A common characteristic to major physics experiments is an ever increasing need of computing resources to process experimental data and generate simulated
data. The IN2P3 Computing Center (CC-IN2P3) provides its 2,500 users with about 35,000 cores and processes millions of jobs every month. To schedule such a workload under specific constraints, the CC-IN2P3 relied for 20 years on an in-house job and resource management system complemented by an operation team who can directly act on the decisions made by the job scheduler and modify them. This system has been replaced in 2011 but legacy rules of thumb remained. Combined to other rules motivated by production constraints, they may act against the job scheduler optimizations and force the operators to apply more corrective actions than they should.
In this talk, I will present a characterization of the large HTC workload executed at the CC-IN2P3 and describe the decisions made since the end of 2016 to either transfer some of the actions done by operators to the job scheduler or make these actions become unnecessary.
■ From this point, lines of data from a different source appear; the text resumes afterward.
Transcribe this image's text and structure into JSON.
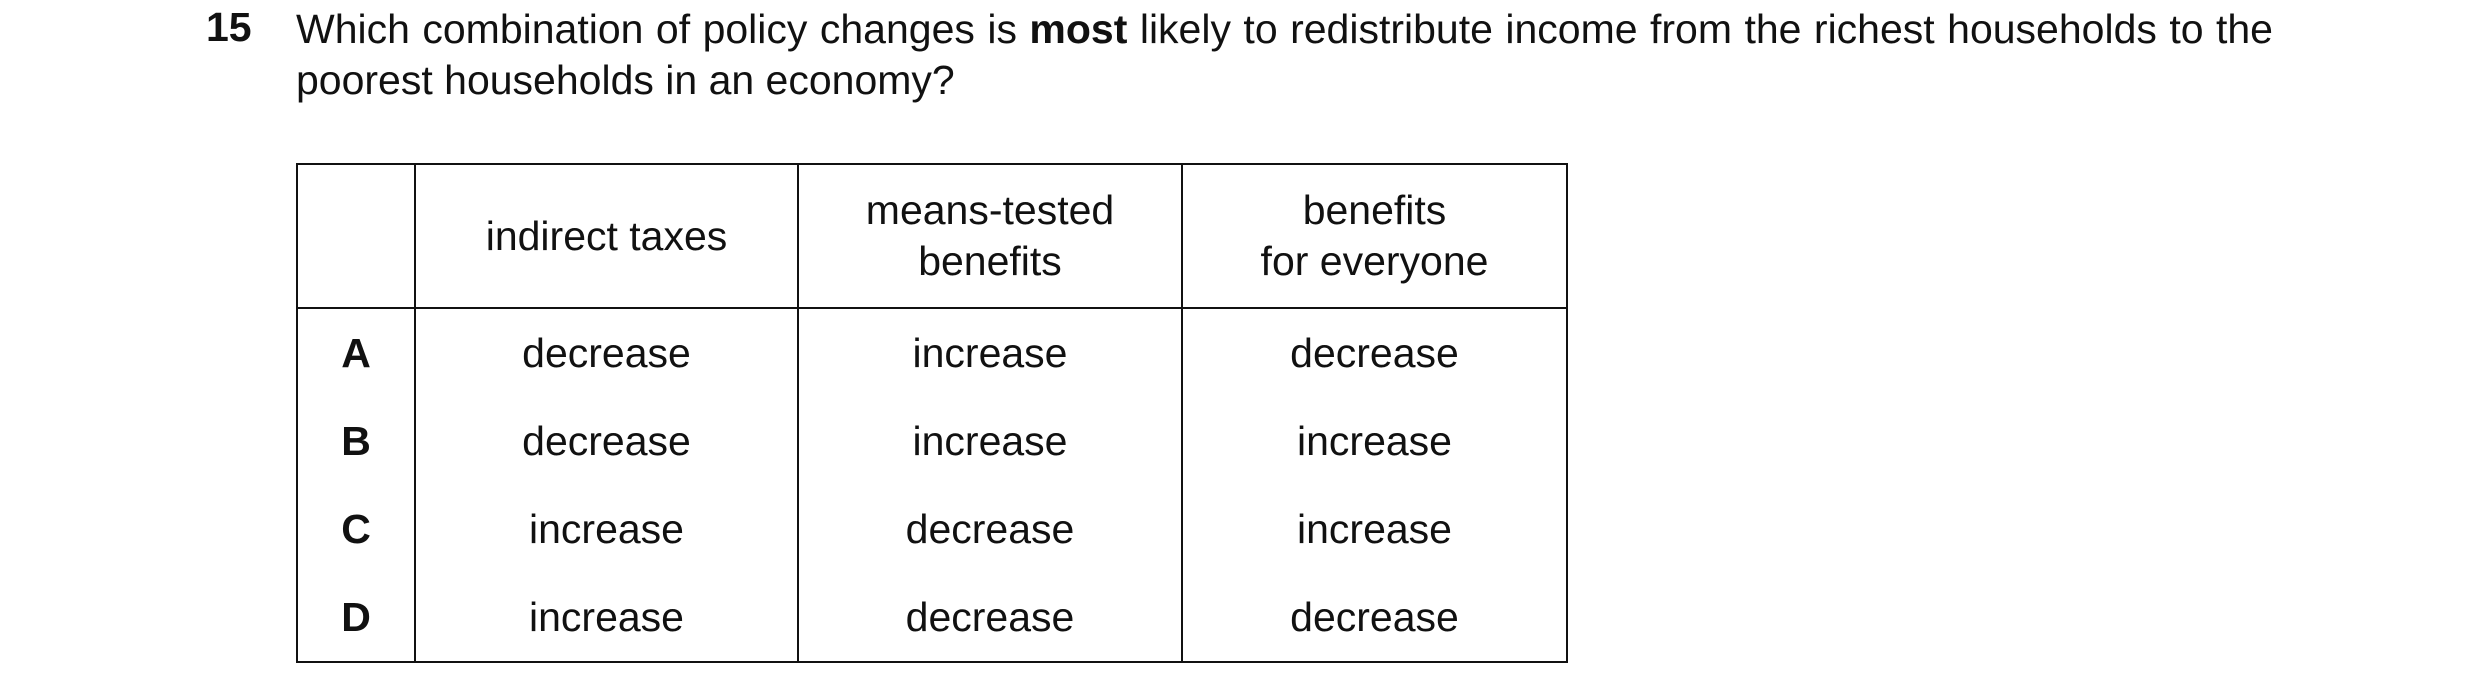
{
  "question": {
    "number": "15",
    "text_before": "Which combination of policy changes is ",
    "emphasis": "most",
    "text_after": " likely to redistribute income from the richest households to the poorest households in an economy?"
  },
  "table": {
    "header": [
      "indirect taxes",
      "means-tested\nbenefits",
      "benefits\nfor everyone"
    ],
    "rows": [
      {
        "option": "A",
        "cells": [
          "decrease",
          "increase",
          "decrease"
        ]
      },
      {
        "option": "B",
        "cells": [
          "decrease",
          "increase",
          "increase"
        ]
      },
      {
        "option": "C",
        "cells": [
          "increase",
          "decrease",
          "increase"
        ]
      },
      {
        "option": "D",
        "cells": [
          "increase",
          "decrease",
          "decrease"
        ]
      }
    ]
  }
}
The preliminary but promising results coming from these modifications constitute the beginning of a long-term activity to change the operation procedures applied to the computing infrastructure of the IN2P3 Computing Center.
Date: August 14, 2018
Time: 11am PST / 2pm EST
Location: 11th floor Conference Room 1135, Information Sciences Institute, Marina del Rey, CA, USA
Frédéric Suter, Ph.D. (CNRS, IN2P3, France)
Frédéric Suter is a tenured CNRS researcher at the IN2P3 Computing Center in Lyon, France, since 2008. His research interests include scheduling, Grid computing and platform and application simulation. He is one of the main developer of the SimGrid toolkit. He obtained his M.S. from the Université Jules Verne, Amiens, France, in 1999, his Ph.D. from the Ecole Normale Supérieure de Lyon, France, in 2002 and his Habilitation Thesis from the Ecole Normale Supérieure de Lyon, France in 2014.